The new feature will have a "Stream" button right next to the app result, and with one tap on it the user will receive the streamed version of the app on their phones, so the requirements can be quickly and easily met. For instance, in case of the "HotelTonight" app, users can not only view the streamed results but also make a booking, as if the app is already installed on the phone.

Furthermore, if the user does want to instal the app, it will be only a click away!

The "Stream" feature will use a new cloud-based technology, which Google has said it is currently experimenting with.

The technology behind this new feature arrived from a startup called "Agawai", which Google secretly obtained in 2014. The company had been working to develop a way to stream apps on Google Search for quite a while now. It has worked alongside Google in the testing of the new feature that Google has said will mark the first time it has initiated such a consumer-facing streaming technology, reported TechCrunch.

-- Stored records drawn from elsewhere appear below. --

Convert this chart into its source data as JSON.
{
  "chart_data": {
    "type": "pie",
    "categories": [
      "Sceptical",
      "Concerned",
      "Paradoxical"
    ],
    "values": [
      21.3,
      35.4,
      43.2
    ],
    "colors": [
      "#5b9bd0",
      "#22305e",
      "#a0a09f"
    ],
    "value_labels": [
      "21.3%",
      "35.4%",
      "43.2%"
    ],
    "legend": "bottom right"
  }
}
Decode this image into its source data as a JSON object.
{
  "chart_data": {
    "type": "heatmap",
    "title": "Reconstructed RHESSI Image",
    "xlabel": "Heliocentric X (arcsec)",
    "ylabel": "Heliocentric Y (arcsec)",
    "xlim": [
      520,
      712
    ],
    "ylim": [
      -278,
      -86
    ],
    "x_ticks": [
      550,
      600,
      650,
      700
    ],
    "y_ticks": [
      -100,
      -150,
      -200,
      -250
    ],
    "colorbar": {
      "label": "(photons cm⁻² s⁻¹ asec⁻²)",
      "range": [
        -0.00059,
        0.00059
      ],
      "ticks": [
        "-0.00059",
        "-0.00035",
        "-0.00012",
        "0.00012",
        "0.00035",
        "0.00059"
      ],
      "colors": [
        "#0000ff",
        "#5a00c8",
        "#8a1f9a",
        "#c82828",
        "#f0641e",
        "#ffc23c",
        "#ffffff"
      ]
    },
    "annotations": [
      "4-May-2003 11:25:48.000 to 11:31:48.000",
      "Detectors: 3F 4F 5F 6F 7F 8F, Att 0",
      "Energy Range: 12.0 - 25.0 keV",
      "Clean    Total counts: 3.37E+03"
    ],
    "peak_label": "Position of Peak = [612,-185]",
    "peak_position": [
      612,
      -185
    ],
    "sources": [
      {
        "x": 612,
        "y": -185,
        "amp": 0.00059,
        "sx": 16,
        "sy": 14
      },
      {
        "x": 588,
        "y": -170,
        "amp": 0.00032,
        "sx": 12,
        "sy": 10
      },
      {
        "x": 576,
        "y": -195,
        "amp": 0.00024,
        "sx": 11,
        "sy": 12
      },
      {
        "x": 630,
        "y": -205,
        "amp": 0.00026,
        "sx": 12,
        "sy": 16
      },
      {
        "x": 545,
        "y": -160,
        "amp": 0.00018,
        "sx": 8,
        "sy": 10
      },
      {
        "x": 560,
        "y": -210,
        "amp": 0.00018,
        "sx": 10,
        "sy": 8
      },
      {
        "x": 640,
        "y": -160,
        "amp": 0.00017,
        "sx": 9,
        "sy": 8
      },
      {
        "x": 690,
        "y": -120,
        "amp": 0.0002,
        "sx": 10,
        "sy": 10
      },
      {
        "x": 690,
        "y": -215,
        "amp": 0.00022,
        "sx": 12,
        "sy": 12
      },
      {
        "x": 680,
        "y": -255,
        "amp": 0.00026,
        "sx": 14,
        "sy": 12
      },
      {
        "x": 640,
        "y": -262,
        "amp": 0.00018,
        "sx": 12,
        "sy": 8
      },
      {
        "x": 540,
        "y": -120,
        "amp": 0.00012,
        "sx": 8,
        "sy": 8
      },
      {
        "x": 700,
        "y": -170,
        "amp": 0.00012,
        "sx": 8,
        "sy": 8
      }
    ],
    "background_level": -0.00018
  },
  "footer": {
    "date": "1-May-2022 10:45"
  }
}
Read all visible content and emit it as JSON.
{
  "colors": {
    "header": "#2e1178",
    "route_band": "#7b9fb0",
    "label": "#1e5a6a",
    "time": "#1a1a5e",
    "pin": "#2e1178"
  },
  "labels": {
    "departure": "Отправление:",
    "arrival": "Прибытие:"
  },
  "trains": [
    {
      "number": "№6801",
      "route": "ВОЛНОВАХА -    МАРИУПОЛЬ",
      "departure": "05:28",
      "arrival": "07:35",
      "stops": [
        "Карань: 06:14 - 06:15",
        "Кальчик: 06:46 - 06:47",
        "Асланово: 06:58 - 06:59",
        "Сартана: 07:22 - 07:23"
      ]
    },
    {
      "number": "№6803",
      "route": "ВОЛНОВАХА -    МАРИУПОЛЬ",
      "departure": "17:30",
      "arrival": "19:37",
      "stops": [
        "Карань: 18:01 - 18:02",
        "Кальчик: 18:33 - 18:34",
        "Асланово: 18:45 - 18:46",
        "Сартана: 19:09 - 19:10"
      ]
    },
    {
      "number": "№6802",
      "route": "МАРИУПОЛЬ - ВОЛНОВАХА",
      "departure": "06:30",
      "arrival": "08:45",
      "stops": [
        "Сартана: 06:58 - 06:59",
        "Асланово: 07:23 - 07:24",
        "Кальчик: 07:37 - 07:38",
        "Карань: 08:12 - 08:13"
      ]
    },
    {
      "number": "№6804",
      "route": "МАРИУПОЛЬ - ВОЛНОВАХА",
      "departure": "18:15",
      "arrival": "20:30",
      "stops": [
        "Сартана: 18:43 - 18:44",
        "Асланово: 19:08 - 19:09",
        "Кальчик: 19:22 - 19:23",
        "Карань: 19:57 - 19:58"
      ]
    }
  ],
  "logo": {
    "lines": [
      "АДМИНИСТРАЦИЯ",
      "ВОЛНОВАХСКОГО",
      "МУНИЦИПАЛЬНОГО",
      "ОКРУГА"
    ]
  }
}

"The app loads in a virtual machine on Google's cloud platform, and the client — the Google app that runs on your phone — sends up the touch interactions to the cloud machine. And that cloud machine executes those touch interactions, renders the app and sends the pixels back down to the client," said Rajan Patel, the director leading the app indexing team inside Google.

Initially, the feature will be available only in the United States and users will have to be on Google on their phone, running Android Lollipop or higher and having a Wi-Fi connection.

The new streaming feature will be enabled for nine apps as of now — HotelTonight, Weather, Chimani, Gormey, My Horoscope, Visual Anatomy Free, Useful Knots, Daily Horoscope, and New York Subway.

Google said it plans to expand its programme in other parts of the world as well.